LMCs draw up federation blueprint to protect against ‘APMS-hungry PCTs’

Posted on November 26, 2009. Filed under: Federations, News stories | Tags: |

Pulse | By Lilian Anekwe | 26 November 2009

Londonwide LMCs are working on new plans to help practices group together into federations to avoid small practices being ‘picked off’ by their PCTs.

Small practices in London are increasingly being forced either to close or to aggregate into groups of practices, according to Londonwide LMCs chief executive Dr Michelle Drage, and need to explore GP federations or risk being targeted for closure by trusts.

‘We are trying to advise practices that want to federate and offer a package of advice on how to do that, and promoting the fact that these can be done.

‘What practices don’t have at the moment is a description of what federations should look like, in legal and financial terms.’

‘We’re trying to offer practices a range of options that will help them move out of the target zone of being a small practice in the spotlight of the PCT for inappropriate reasons and toward something more appropriate.’

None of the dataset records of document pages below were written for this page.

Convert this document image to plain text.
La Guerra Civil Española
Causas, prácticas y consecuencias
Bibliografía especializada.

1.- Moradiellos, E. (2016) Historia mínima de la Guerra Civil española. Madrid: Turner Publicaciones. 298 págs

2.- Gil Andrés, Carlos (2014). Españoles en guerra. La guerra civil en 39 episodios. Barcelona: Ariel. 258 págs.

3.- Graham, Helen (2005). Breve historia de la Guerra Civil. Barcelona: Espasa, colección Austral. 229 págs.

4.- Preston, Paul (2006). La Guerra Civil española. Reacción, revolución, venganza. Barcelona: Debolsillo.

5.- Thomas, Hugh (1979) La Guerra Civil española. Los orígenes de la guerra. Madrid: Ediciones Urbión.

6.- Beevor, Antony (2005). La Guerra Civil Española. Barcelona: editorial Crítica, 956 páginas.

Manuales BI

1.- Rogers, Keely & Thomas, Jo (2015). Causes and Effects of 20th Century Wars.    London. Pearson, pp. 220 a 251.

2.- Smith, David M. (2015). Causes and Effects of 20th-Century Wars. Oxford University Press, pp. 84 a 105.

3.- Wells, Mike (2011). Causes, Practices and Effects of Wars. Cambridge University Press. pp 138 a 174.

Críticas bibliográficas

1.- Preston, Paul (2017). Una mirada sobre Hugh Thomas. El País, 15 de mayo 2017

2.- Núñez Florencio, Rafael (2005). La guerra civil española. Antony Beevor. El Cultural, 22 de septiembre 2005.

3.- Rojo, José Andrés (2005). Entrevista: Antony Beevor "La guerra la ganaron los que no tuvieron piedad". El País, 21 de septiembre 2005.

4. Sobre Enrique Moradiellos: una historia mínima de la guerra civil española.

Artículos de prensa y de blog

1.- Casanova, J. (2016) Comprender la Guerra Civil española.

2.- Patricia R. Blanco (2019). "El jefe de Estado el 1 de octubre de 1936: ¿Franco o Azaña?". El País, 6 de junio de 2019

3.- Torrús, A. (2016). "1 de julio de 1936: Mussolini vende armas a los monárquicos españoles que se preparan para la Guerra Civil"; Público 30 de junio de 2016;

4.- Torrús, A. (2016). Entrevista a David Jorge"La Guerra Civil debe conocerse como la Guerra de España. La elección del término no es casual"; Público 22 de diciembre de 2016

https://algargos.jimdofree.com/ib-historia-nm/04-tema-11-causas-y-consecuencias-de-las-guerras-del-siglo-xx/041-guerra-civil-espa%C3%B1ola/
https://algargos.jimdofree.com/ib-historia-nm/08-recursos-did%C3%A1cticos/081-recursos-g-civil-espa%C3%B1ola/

Dr Drage said Londonwide LMCs were also exploring ways of offering salaried and sessional GPs more career opportunities, and cited the Hurley Clinic – whose partners include RCGP vice chair Dr Clare Gerada – as an example of a practice offering an ‘intermediate partnership’ that allows GPs to take a step up the career ladder.

GPs at the Hurley Clinic, in Kennington, south east London, can join the group as a stakeholder – helping to run the practice and keeping a share of the profits – while aspiring to become a full partner within the group itself.

‘The current model of partnership is not providing them with the autonomy that they seek and one of the things we are supportive of is providing career progression for salaried and sessional GPs who are looking for them,’ said Dr Drage.

‘We are looking at how we can create career development opportunities without the millstone round doctors’ necks of having to have equity and so on.’

‘It’s overt, how practices are still being picked off because it does not fit the model. It will be important for small practices that when they come up for retirement they invest in the future rather than allowing themselves to be picked off by APMS-hungry PCTs.’